Improved catheters reduce complications

Many medical procedures require the use of catheters either in blood vessels or the urinary tract. However, this can result in clinical complications as well as patient discomfort.

Scientists on the EU-funded 'Understanding interactions of human tissue with medical devices' (UNITISS) project set out to develop advanced design strategies for catheter-based medical devices. The key objective was to reduce catheter-mediated complications.

To achieve their goals, a number of solutions for improved catheter design were investigated. They included improved catheter geometry and texture, advanced coatings and ways of measuring and minimizing the forces acting between the catheter and the human tissue. In order to test the improvements it was necessary to develop appropriate human tissue models.

Researchers found that currently-available synthetic tissue models were not capable of mimicking human tissue sufficiently. For this reason, many tests were carried out using an ex vivo porcine aorta model to simulate the interaction of the catheter with the tissue it comes into contact with. A series of in-house catheter designs were tested alongside specially-designed holders for the catheters and tissue.
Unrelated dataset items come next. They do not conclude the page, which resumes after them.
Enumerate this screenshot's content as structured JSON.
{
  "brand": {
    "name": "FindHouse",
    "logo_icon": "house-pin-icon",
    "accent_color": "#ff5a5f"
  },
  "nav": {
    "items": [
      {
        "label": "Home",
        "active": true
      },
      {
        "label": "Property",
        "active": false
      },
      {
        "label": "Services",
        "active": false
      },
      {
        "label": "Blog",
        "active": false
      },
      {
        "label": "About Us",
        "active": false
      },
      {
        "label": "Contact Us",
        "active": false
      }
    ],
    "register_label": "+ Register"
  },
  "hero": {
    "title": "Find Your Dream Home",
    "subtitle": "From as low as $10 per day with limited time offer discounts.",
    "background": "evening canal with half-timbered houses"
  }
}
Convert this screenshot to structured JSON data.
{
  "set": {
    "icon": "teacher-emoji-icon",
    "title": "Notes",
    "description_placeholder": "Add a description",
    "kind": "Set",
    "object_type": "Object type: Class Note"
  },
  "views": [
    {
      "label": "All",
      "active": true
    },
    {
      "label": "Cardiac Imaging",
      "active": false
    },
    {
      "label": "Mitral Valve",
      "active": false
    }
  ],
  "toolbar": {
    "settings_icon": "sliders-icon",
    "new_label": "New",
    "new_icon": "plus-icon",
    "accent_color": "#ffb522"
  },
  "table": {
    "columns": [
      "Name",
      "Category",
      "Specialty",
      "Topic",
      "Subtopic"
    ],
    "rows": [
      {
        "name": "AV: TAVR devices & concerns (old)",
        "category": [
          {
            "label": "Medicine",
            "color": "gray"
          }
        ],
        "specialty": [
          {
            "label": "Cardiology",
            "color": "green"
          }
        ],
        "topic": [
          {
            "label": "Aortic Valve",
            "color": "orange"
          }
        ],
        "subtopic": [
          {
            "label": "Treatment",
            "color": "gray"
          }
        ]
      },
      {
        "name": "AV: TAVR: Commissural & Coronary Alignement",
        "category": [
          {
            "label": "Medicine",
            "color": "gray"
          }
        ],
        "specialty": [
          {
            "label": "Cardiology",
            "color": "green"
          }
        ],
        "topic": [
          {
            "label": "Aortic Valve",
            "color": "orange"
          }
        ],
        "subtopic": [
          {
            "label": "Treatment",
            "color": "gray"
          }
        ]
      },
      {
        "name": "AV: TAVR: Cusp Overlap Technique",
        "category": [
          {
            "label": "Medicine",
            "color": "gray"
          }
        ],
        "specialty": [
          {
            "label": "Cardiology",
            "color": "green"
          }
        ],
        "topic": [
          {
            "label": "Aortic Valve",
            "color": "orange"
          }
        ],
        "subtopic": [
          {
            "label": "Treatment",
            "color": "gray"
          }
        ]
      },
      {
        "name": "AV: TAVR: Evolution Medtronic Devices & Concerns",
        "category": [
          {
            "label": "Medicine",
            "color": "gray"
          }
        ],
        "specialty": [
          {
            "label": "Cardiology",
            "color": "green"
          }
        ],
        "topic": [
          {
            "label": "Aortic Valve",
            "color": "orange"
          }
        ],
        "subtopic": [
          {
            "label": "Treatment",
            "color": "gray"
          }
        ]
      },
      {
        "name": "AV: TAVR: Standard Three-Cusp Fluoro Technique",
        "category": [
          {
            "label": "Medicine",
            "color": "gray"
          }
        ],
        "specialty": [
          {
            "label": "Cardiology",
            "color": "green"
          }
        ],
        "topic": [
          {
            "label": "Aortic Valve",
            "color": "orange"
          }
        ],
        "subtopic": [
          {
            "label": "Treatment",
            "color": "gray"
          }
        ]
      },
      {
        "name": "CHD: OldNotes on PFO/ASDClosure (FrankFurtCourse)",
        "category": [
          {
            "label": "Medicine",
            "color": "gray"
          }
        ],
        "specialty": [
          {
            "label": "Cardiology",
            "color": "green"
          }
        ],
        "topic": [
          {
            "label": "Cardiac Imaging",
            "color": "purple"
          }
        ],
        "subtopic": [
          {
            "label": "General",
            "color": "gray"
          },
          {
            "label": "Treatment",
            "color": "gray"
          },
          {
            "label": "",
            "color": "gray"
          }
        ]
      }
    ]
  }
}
Additionally, researchers evaluated the skin friction behaviour and tensile strength using ex vivo human skin, human dermis and tissue-engineered skin. Histological analysis alongside various spectroscopic and microscopic analyses was performed to better understand the mechanical response of human tissue to physical interactions and the subsequent tissue damage. The friction behaviour was also evaluated for in vivo human skin as well as porcine skin and synthetic skin models.

To minimise the side-effects of catheterisation, UNITISS developed improved polymer coatings for medical devices. These coatings are capable of interacting with water, and are lubricious and anti-bacterial to reduce tissue damage and infection, respectively.

Part of the project was also devoted to computer modelling of the catheter–blood vessel mechanical interactions and hydrodynamic behaviour. This information was ultimately used to design improved catheter tips.

The ultimate goal of UNITISS is to transfer the generated knowledge to the development of innovative clinical devices. Always with patient welfare in mind, achieving this goal is expected to benefit individuals that require catheterisation.